EEUK Seminar: History of Entrepreneurship Education in the United Kingdom

1:00 pm - 2:30 pm 21/05/2024


Tuesday 21st May 2024, 1pm-2.30pm, on-line

Aims:

  • Learn about the fascinating history of entrepreneurship education in the United Kingdom
  • Consider how prior approaches to entrepreneurship education impact today’s practices
  • Explore how entrepreneurship educators may determine the future content and adoption of the subject in the UK 

Abstract

This seminar will launch the EEUK report exploring the history of entrepreneurship education (EE) in the United Kingdom (UK). It explores the key phases of the development of entrepreneurship education from 1860 to 2020, taking a social constructionist approach while providing an analytical structure and chronology of the UK’s EE history. Presenters will introduce historical phases chronologically before leading a question-and-answer panel.  The seminar will close by asking “what’s next” for the development of EE, regarding addressing the challenges of the future.

Dr. Luke Pittaway will begin the seminar by introducing the broad historical context within which EE began. He will explain how the industrial revolution, industrial globalization, and managerial expansion framed forms of educational practice that underpin EE today. Dr. David Kirby will then present the formative history of EE by exploring early ‘Small Business Management Education’ (c. 1968-1979). He will then expand this early history by presenting the 2nd phase of EE, ‘the Enterprise Skills Agenda’ (c. 1980-1989).  Dr. Colette Henry will then provide insights into the next phase ‘Small Business Support Training for Competitiveness & Growth’ phase (c. 1990-1996), while Dr. Pittaway will discuss University-wide Entrepreneurship Education and its expansion (c. 1997-2009). The seminar’s short presentations will close with Dr. John Thompson discussing the ‘Enterprise Mindsets and Competencies phase of development (c. 2010-2020).  Conclusions from the work will then be drawn.

All the presenters will join a question-and-answer panel. Participants will be given time to ask questions regarding how EE has developed in the UK, aiming to explore the implications of this history for EE practice today. The panel will close by discussing how the history of EE in the UK might inform future practices, as we address a range of challenges, such as environmental challenges, social equity, and justice.

Seminar Leaders:

Luke Pittaway*, Copeland Professor of Entrepreneurship, Ohio University,

pittaway@ohio.edu

Dr. Pittaway is the Copeland Professor of Entrepreneurship at Ohio University and a Justin G. Longenecker Fellow at USASBE. His research focuses on entrepreneurship education and learning, and he has a range of other interests including entrepreneurial behaviour; networking; entrepreneurial failure; business growth; and corporate venturing.  In 2018 Dr. Pittaway was nominated and selected to be USASBE’s Entrepreneurship Educator of the Year. 
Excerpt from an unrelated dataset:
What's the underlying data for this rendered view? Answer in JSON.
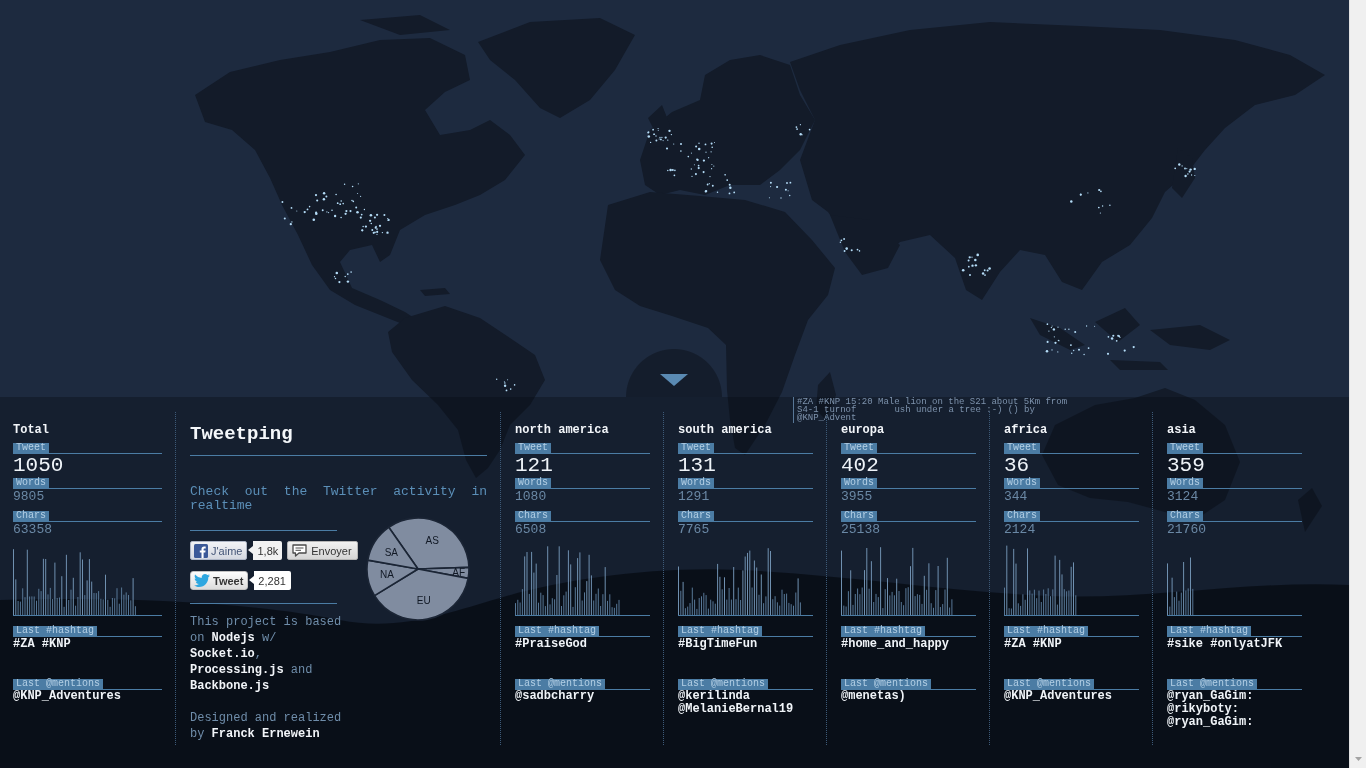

Colette Henry, Head of Department of Business Studies, Dundalk Institute of Technology, colette.henry@dkit.ie

Colette Henry is a passionate researcher and advocate in the areas of gender and entrepreneurship. As founding Editor of the International Journal of Gender & Entrepreneurship (IJGE), she has extensive publications on these topics. Previous roles include Adjunct Professor of Entrepreneurship at UiT – The Arctic University of Norway; Norbrook Professor of Business & Enterprise at the Royal Veterinary College, London, and President of the Institute for Small Business & Entrepreneurship (ISBE). In 2017, she received the Sten K Johnston European Entrepreneurship Education Award.

David Kirby, Honorary Professor of Practice, University of Wales Trinity Saint David, kirbydavid1@gmail.com

David Kirby specialises in Entrepreneurship and economic development. In the 1980s, in Wales, he pioneered the teaching of entrepreneurship which he later repeated in Egypt as Founding Dean at the British University in Egypt. In the 1990s, he held the UK’s first chair in entrepreneurship at the University of Durham, and at the University of Surrey in 2003 he launched the first SETsquared incubator. His most recent Egyptian research focused on the entrepreneurial university and technology transfer. In the UK in 2020, he formulated the concept of harmonious entrepreneurship to address the sustainability challenge. He holds The Queen’s Award for Enterprise Promotion.

John Thompson, Emeritus Professor of Entrepreneurship, University of Huddersfield, j.l.thompson@hud.ac.uk

John Thompson received the Queen’s Award for Enterprise Promotion in 2009 evidencing the high quality of his research and the reach and impact of his ideas. Further evidence of the quality of his work comes through his contribution as a board member of the Institute of Small Business and Entrepreneurship until 2011 and of UK Business Incubation until 2009. His main research interest continues to be the identification and nurturing of entrepreneur attributes and talents.